Wednesday, February 25, 2015

Brooks Building, Chicago
 by: chicago designslinger

 [Brooks Building (1910) Holabird & Roche, architects /Image & Artwork: chicago designslinger]

If you didn't know to look, you'd probably miss Holabird & Roche's Brooks Building.  Hidden in the long shadows cast by the 110 floors of Willis Tower and the 65 stories of the 311 S. Wacker Building - and not found in many popular architectural guide books or on tour routes - the diminutive 12 stories of the Brooks struggles to get a glimpse of the sun and much notice. But if you take a moment to pause at the intersection of Jackson and Franklin Streets you'll find one of the finest examples of the building style that made Chicago famous, which they helped create, and brought the 19th-century-era Chicago School of tall building design to a close.

  [Brooks Building, 223 W. Jackson Boulevard, Chicago / Image & Artwork: chicago designslinger]

The building's name came from Boston's Peter and Shepherd Brooks. Taking a nice chunk of the fortune they'd inherited, the brothers started investing in the Chicago real estate market in the 1860s to help expand the size of their passed-down bank account. The brothers worked with a number of Chicago-based architects and most likely met William Holabird and Martin Roche in the mid-1880s through the architects former partner Ossian Simonds. Simonds was working with a Chicago investor named Bryan Lathrop on a plan for Graceland Cemetery, and Lathrop's brother-in-law just happened to be the Chicago agent for the New England-based financiers. It was an very profitable meet-up for all concerned. Holabrid & Roche virtually became the in-house architects for not only the Brookses, but also for Owen Aldis and Bryan Lathrop.

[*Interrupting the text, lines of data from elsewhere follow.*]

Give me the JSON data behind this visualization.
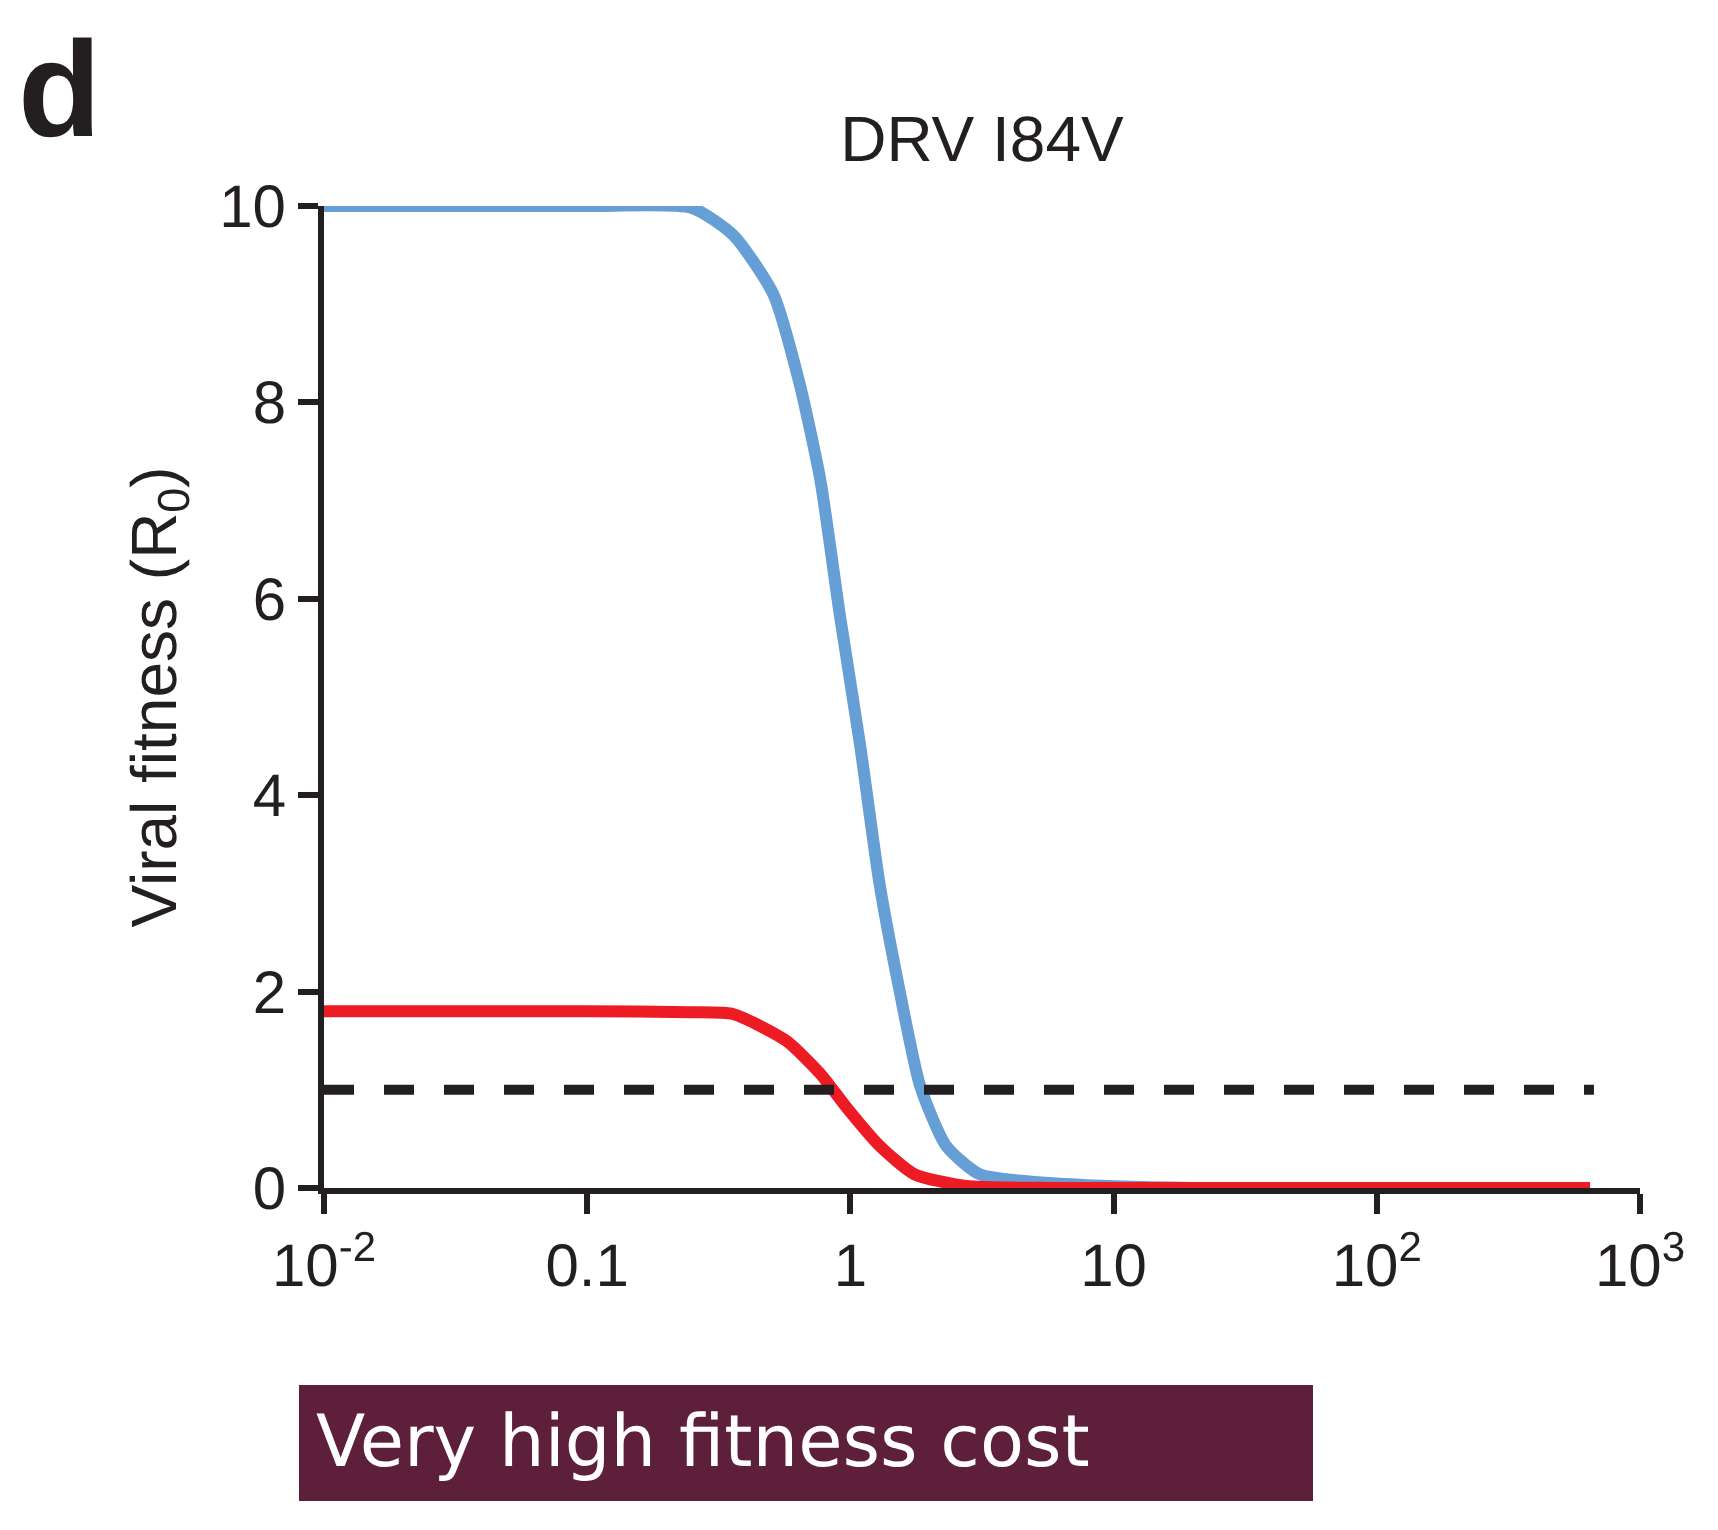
{
  "chart_data": {
    "type": "line",
    "title": "DRV I84V",
    "ylabel": "Viral fitness (R$_{0}$)",
    "annotations": [
      "d",
      "Very high fitness cost"
    ],
    "log": "x",
    "xlim": [
      0.01,
      1000
    ],
    "ylim": [
      0,
      10
    ],
    "xticks": [
      {
        "value": 0.01,
        "label": "10$^{-2}$"
      },
      {
        "value": 0.1,
        "label": "0.1"
      },
      {
        "value": 1,
        "label": "1"
      },
      {
        "value": 10,
        "label": "10"
      },
      {
        "value": 100,
        "label": "10$^{2}$"
      },
      {
        "value": 1000,
        "label": "10$^{3}$"
      }
    ],
    "yticks": [
      0,
      2,
      4,
      6,
      8,
      10
    ],
    "grid": false,
    "marker": "none",
    "ref_lines": [
      {
        "axis": "y",
        "value": 1,
        "color": "#231f20",
        "line_style": "dashed"
      }
    ],
    "series": [
      {
        "color": "#659fd6",
        "x": [
          0.01,
          0.1,
          0.25,
          0.36,
          0.51,
          0.64,
          0.77,
          0.91,
          1.09,
          1.29,
          1.54,
          1.84,
          2.31,
          3.1,
          6.6,
          20,
          646
        ],
        "values": [
          10,
          10,
          9.98,
          9.7,
          9.1,
          8.2,
          7.2,
          5.85,
          4.5,
          3.1,
          2.0,
          1.04,
          0.43,
          0.14,
          0.04,
          0,
          0
        ]
      },
      {
        "color": "#ed1c24",
        "x": [
          0.01,
          0.1,
          0.25,
          0.36,
          0.57,
          0.77,
          0.96,
          1.29,
          1.75,
          2.75,
          6,
          646
        ],
        "values": [
          1.8,
          1.8,
          1.79,
          1.77,
          1.5,
          1.16,
          0.83,
          0.43,
          0.14,
          0.02,
          0,
          0
        ]
      }
    ]
  }
}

By the time the designers were drawing up plans for the Brooks Building in 1908, William Holabird & Martin Roche had designed over a dozen buildings for the group, and this one bid adieu to the light, airy, wide-open-window building style that defined modern high-rise construction for a generation.

  [Brooks Building, City of Chicago Landmark /Image & Artwork: chicago designslinger]

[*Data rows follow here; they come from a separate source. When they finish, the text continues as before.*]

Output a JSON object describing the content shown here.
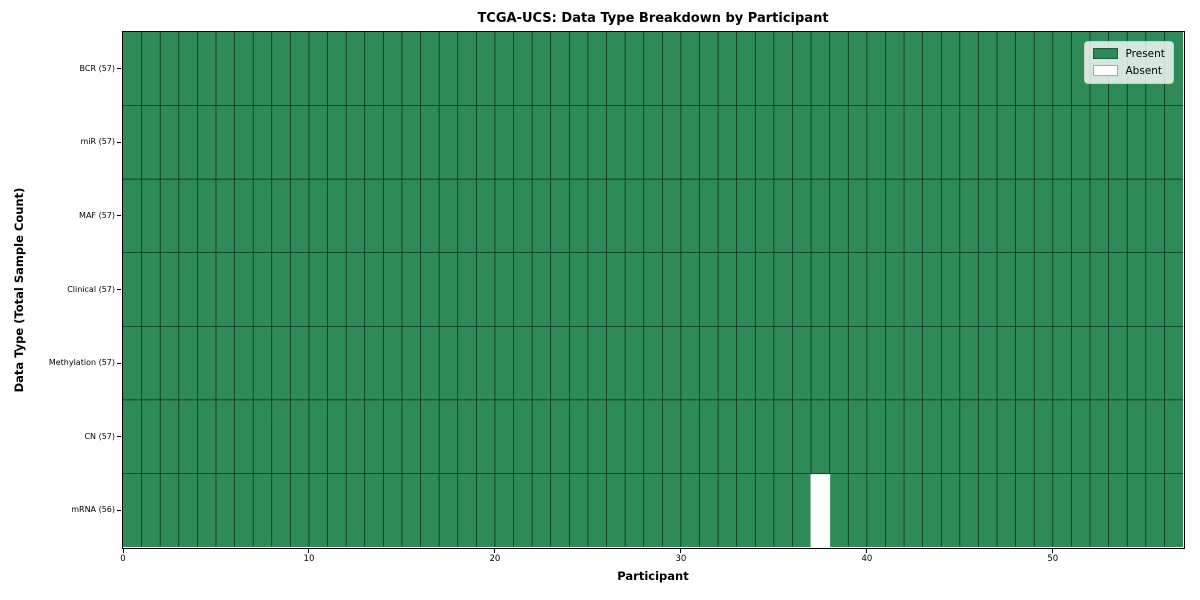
{
  "chart_data": {
    "type": "heatmap",
    "title": "TCGA-UCS: Data Type Breakdown by Participant",
    "xlabel": "Participant",
    "ylabel": "Data Type (Total Sample Count)",
    "rows_top_to_bottom": [
      {
        "label": "BCR (57)",
        "data_type": "BCR",
        "sample_count": 57
      },
      {
        "label": "miR (57)",
        "data_type": "miR",
        "sample_count": 57
      },
      {
        "label": "MAF (57)",
        "data_type": "MAF",
        "sample_count": 57
      },
      {
        "label": "Clinical (57)",
        "data_type": "Clinical",
        "sample_count": 57
      },
      {
        "label": "Methylation (57)",
        "data_type": "Methylation",
        "sample_count": 57
      },
      {
        "label": "CN (57)",
        "data_type": "CN",
        "sample_count": 57
      },
      {
        "label": "mRNA (56)",
        "data_type": "mRNA",
        "sample_count": 56
      }
    ],
    "n_participants": 57,
    "x_ticks": [
      0,
      10,
      20,
      30,
      40,
      50
    ],
    "x_range": [
      0,
      57
    ],
    "absent_cells": [
      {
        "row_label": "mRNA (56)",
        "participant_index": 37
      }
    ],
    "legend": {
      "position": "upper right",
      "entries": [
        {
          "label": "Present",
          "color": "#2e8b57"
        },
        {
          "label": "Absent",
          "color": "#ffffff"
        }
      ]
    },
    "colors": {
      "present": "#2e8b57",
      "absent": "#ffffff",
      "cell_edge": "#000000",
      "figure_background": "#ffffff"
    },
    "grid": true
  }
}
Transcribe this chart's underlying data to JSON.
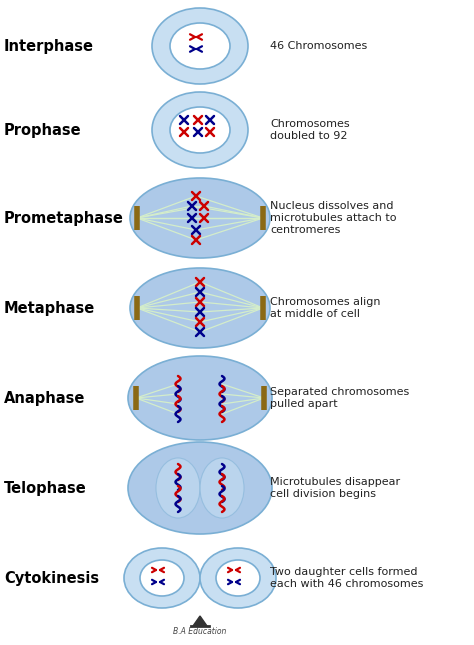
{
  "background_color": "#ffffff",
  "cell_color": "#adc9e8",
  "cell_color_light": "#c8dff2",
  "nucleus_color": "#ffffff",
  "cell_border_color": "#7aafd4",
  "blue_chr": "#00008B",
  "red_chr": "#cc0000",
  "spindle_color": "#d4edca",
  "pole_color": "#8B6914",
  "stages": [
    {
      "name": "Interphase",
      "desc": "46 Chromosomes"
    },
    {
      "name": "Prophase",
      "desc": "Chromosomes\ndoubled to 92"
    },
    {
      "name": "Prometaphase",
      "desc": "Nucleus dissolves and\nmicrotubules attach to\ncentromeres"
    },
    {
      "name": "Metaphase",
      "desc": "Chromosomes align\nat middle of cell"
    },
    {
      "name": "Anaphase",
      "desc": "Separated chromosomes\npulled apart"
    },
    {
      "name": "Telophase",
      "desc": "Microtubules disappear\ncell division begins"
    },
    {
      "name": "Cytokinesis",
      "desc": "Two daughter cells formed\neach with 46 chromosomes"
    }
  ]
}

In 1910 when the building was completed, the area around Jackson and Franklin was packed with loft-style warehouse buildings providing storage and manufacturing space to a city that produced and shipped millions of tons of goods and products from one side of the country to the other. And even though the building was built to serve as a light manufacturing and storage warehouse, the architects dressed-up the exterior with decorative terra-cotta glazed flourishes, minimally covering the underlying skeletal frame and leaving lots of room for wide expanses of glass. It was classic Chicago School, and the lightest and airiest looking structure in the entire warehouse district. And although the building sits in the shadow of its super-scaled neighbors today, it wasn't the first time the Brooks was sunblocked. From the time it was built until the summer of 1964, a steel super-structure supporting four elevated tracks of the Metropolitan West Side inter-urban rail line - later the CTA - sat three feet from the building's south wall. The tracks cut through what is now the middle section of 311 S. Wacker, crossed over Franklin, and ended one block east at Wells Street, giving the Brooks's lower floor tenants a close-up view of passing train cars.

  [Brooks Building /Image & Artwork: chicago designslinger]

The Brooks Estate sold the building in 1926, four years after Shepherd Brooks' death. But always on the look-out for positive cash flow, the Estate didn't sell the land along the with the building and leased the property to the new building owners for 198 years, garnering a rental income of $74,250 for the first five years and $81,000 a year for the remaining 193. As time marched on and the change that comes with it, the old warehouse district outlived its original purpose and many of its 19th-century and early 20th-century buildings were destroyed. But the Brooks survived, and was renovated, re-purposed, and converted into high-tech office space in 2001.